Pretendeva il saldo diun debito inesistente, ma in realtà era una chiara richiesta estorsiva nei confronti di un commerciante di Milazzo. All’appuntamento, c’erano i Carabinieri che hanno tratto in arresto il 40enne incensurato L.E., originario di Reggio Calabria, ritenuto responsabile del reato di estorsione.

Nei giorni scorsi, i militari dell’Arma hanno ricevuto la denuncia del titolare di un’attività commerciale di Milazzo che ha riferito di aver ricevuto diverse telefonate anonime da parte di uno sconosciuto che gli aveva intimato di consegnargli un’ingente somma di denaro per il risarcimento di un debito in realtà inesistente, prospettando imprecisate ritorsioni qualora la vittima non avesse ottemperato a quanto richiesto.

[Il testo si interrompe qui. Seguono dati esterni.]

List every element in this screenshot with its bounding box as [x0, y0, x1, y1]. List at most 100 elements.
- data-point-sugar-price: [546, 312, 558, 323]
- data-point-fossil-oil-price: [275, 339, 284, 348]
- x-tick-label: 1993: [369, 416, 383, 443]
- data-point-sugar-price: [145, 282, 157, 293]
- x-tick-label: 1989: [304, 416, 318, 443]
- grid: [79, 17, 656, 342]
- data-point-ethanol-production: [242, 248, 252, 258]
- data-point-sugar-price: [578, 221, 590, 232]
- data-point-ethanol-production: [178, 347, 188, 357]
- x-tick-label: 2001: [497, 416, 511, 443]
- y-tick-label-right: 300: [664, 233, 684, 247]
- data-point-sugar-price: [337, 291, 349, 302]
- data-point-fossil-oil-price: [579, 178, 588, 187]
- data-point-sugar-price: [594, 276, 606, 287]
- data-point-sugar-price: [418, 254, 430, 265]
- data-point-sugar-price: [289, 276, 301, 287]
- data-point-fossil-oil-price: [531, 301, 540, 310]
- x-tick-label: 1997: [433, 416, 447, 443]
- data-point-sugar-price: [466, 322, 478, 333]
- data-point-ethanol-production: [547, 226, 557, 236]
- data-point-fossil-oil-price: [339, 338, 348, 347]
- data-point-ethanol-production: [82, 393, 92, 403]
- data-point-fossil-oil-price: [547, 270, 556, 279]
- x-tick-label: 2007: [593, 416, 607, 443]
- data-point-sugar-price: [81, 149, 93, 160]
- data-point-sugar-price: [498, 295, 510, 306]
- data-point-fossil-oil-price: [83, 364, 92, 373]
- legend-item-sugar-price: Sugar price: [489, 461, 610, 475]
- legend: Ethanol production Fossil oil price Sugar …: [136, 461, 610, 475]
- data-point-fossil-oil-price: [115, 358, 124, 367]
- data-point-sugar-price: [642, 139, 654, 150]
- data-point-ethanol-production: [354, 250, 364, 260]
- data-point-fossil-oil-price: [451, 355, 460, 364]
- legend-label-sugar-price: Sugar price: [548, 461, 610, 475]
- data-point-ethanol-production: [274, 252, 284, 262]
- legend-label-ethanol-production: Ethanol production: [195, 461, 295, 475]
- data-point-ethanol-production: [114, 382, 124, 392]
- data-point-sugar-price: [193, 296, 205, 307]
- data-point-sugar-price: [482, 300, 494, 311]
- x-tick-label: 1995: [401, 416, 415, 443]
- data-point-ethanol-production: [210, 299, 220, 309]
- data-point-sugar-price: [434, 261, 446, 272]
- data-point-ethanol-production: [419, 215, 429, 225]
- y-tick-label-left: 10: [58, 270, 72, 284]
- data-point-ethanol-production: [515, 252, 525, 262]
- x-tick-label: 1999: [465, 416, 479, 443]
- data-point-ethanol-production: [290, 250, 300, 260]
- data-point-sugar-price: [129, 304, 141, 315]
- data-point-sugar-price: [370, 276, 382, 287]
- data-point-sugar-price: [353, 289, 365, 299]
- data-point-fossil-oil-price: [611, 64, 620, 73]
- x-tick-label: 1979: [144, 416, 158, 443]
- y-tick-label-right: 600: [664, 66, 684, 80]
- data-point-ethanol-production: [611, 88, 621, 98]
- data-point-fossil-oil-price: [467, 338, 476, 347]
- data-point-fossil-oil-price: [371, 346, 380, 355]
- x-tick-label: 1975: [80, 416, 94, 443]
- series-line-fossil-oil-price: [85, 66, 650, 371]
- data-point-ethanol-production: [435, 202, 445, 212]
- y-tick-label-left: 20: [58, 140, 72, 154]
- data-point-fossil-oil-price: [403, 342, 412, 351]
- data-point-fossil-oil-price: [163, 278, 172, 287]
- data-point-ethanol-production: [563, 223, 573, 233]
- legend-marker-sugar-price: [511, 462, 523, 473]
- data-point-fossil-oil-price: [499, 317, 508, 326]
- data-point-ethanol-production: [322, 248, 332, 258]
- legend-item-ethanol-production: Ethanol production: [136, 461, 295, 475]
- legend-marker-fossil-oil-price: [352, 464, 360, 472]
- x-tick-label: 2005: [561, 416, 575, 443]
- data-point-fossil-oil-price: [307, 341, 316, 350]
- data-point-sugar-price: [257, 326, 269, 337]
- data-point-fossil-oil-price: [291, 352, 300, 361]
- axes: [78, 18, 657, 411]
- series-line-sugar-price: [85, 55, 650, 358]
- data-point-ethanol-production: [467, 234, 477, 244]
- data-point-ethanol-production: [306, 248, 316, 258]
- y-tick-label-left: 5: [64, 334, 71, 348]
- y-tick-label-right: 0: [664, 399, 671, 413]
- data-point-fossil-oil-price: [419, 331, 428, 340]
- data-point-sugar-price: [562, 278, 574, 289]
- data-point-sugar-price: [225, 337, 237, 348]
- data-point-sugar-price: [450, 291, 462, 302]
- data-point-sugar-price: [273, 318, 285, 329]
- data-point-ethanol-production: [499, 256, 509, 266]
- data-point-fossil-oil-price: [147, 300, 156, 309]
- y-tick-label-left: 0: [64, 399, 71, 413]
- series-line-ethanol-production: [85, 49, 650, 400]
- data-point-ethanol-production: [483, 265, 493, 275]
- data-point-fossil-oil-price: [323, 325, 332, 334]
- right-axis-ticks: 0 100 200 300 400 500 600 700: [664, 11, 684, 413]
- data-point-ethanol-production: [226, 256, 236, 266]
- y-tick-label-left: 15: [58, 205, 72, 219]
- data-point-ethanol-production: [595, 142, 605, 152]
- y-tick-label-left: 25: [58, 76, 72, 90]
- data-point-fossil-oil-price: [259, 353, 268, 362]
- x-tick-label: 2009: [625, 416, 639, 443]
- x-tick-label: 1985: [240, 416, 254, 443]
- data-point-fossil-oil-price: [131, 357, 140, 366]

Le indagini dei Carabinieri, hanno permesso di individuare con certezza l’autore della richiesta estorsiva che, per giorni, ha continuato a minacciare la vittima al telefono, affinché questa gli consegnasse l’ingiusto profitto. L’uomo ha, infine, fissato un appuntamento con la vittima in un’isolata cappella religiosa di Milazzo ma, nel momento in cui ha ricevuto il denaro, è stato bloccato dai Carabinieri, che lo hanno tratto in arresto per estorsione e hanno recuperato il denaro.

Al termine delle formalità di rito, l’arrestato è stato tradotto dai Carabinieri presso la Casa Circondariale di Barcellona Pozzo di Gotto a disposizione della locale Procura della Repubblica.